Das bedeutendste Bauwerk der vorsintflutlichen Zeit errichteten Nachkommen Seths: die Arche, die von Noah und seinen Söhnen gebaut wurde. Die grundlegenden Baupläne und Maße erhielten sie zwar von Gott, doch als menschlicher Bauleiter muss Noah zweifellos auch etwas vom Bauen verstanden haben. Die Arche war 300 Ellen lang, 50 Ellen breit und 30 Ellen hoch (133,5 m × 22,3 m × 13,4 m). Es ist möglich, dass sie über eine Bodenfläche von etwa 0,9 ha verfügte. Die drei Stockwerke und die riesige Dachfläche erforderten wahrscheinlich zusätzlich zu den Unterteilungen durch „Abteile“ noch Holzpfeiler und -balken, um das Gewicht zu tragen und dem Bau die nötige Festigkeit zu geben. Obwohl die Arche mit Teer abgedichtet wurde, muss das Holz sorgfältig zusammengepasst worden sein, damit sie recht wasserdicht war (1Mo 6:13-16; siehe ARCHE Nr. 1).
Das Bauen kurz nach der Sintflut. Nimrod wird als jemand beschrieben, der sich in der Zeit nach der Sintflut als Erbauer mehrerer Städte einen Namen machte (1Mo 10:8-12). Dann wurde ein weiteres Bauprojekt hervorgehoben: der Turm von Babel, ein Bauwerk, das Gott missbilligte. In Verbindung damit werden neue Baumaterialien erwähnt: gebrannte Ziegelsteine und Asphalt, der als Mörtel diente. Der Turm sollte das höchste Gebäude werden, das bis dahin errichtet worden war (1Mo 11:3, 4).
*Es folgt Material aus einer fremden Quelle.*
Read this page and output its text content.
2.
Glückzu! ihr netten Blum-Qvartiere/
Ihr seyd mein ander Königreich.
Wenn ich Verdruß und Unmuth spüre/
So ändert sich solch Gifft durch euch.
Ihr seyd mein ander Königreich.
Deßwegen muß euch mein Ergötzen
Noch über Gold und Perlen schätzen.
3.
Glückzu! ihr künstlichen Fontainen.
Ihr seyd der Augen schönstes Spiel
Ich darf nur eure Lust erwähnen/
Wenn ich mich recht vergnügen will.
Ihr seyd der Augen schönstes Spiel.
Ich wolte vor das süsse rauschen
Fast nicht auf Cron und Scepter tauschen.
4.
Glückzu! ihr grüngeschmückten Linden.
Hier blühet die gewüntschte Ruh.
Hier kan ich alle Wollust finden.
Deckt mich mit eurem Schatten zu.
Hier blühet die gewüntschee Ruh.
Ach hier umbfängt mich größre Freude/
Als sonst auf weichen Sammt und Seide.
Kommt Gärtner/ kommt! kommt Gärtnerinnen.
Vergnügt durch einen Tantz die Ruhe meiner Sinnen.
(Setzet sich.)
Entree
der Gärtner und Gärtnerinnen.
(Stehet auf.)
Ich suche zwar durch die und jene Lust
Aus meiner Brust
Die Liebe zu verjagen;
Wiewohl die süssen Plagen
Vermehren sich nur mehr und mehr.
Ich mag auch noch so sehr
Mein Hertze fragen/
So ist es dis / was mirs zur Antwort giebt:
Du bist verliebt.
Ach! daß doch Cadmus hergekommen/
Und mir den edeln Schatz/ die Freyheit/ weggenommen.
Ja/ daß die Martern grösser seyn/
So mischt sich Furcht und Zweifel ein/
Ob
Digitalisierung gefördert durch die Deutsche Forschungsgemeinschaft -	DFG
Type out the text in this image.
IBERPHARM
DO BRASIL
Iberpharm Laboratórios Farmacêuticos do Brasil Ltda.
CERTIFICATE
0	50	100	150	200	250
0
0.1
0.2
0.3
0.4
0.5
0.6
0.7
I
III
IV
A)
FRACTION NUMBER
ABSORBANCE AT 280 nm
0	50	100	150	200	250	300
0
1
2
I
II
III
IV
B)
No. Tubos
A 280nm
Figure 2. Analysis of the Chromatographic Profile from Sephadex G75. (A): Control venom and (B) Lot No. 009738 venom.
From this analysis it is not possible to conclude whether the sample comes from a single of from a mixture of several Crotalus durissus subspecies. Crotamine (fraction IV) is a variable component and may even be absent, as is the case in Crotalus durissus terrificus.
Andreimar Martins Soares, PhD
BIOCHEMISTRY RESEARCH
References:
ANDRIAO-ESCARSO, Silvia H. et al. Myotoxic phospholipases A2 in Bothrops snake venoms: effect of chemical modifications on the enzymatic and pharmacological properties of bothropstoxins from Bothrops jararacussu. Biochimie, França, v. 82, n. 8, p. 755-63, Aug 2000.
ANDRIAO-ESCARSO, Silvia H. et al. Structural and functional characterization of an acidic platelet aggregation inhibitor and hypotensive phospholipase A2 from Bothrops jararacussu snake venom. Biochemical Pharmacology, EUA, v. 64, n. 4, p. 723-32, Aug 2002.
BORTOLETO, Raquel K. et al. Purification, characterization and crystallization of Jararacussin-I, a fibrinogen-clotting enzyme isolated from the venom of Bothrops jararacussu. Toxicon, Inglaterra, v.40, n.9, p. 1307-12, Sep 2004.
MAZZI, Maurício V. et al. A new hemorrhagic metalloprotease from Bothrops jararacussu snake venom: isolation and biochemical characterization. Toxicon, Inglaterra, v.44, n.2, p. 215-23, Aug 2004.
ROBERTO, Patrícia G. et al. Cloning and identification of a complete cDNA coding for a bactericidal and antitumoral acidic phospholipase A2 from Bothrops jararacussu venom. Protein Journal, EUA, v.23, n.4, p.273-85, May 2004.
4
Abraham, der Vorfahr der Israeliten, war im Ur der Chaldäer zweifellos Zeuge von einer ziemlich fortschrittlichen Bauweise (1Mo 11:31). Ausgrabungen, die dort gemacht wurden, lassen erkennen, dass es in der Stadt außer Straßen zweistöckige Gebäude mit Backsteintreppen gegeben haben muss sowie Tempel- und Palastkomplexe, von denen man annimmt, dass sie aus dem 3. Jahrtausend v. u. Z. stammten. Man hat dort auch einige der ersten Spuren von Kraggewölben oder falschen Gewölben (bei denen die Steine von beiden Seiten immer weiter vorrücken, bis der Zwischenraum mit einer Reihe Steine oder Ziegel geschlossen werden kann) und von Rundbögen gefunden, die mit einem Schlussstein versehen waren.
Als Abraham sich später in Ägypten aufhielt (1Mo 12:10), sah er möglicherweise etwas von der architektonischen Pracht jenes Landes. Die Stufenpyramide König Djosers in Sakkara, von der man annimmt, dass sie aus dem 3. Jahrtausend v. u. Z. stammt, ist eines der ältesten Beispiele größerer Bauwerke aus behauenen Steinen, die uns erhalten geblieben sind (BILD, Bd. 1, S. 530). Die große Cheopspyramide, die etwas später in Gise erbaut wurde, verfügt über eine riesige Grundfläche von 5,3 ha und besteht aus rund 2 300 000 Kalksteinblöcken, von denen jeder durchschnittlich 2,3 t wiegt. Ursprünglich war die Pyramide 147 m hoch. Nicht nur die Größe, sondern auch der Genauigkeitsgrad, der bei diesem Projekt erreicht wurde, versetzt sogar Techniker der heutigen Zeit in Erstaunen. Einige Jahrhunderte später bauten die Ägypter weiter nilaufwärts in Karnak den größten bekannten Tempel, der je errichtet wurde. Das Dach der riesigen Halle wurde von 134 gewaltigen Säulen getragen, von denen jede einen Durchmesser von etwa 3 m hatte und die mit farbenprächtigen Reliefs geschmückt waren.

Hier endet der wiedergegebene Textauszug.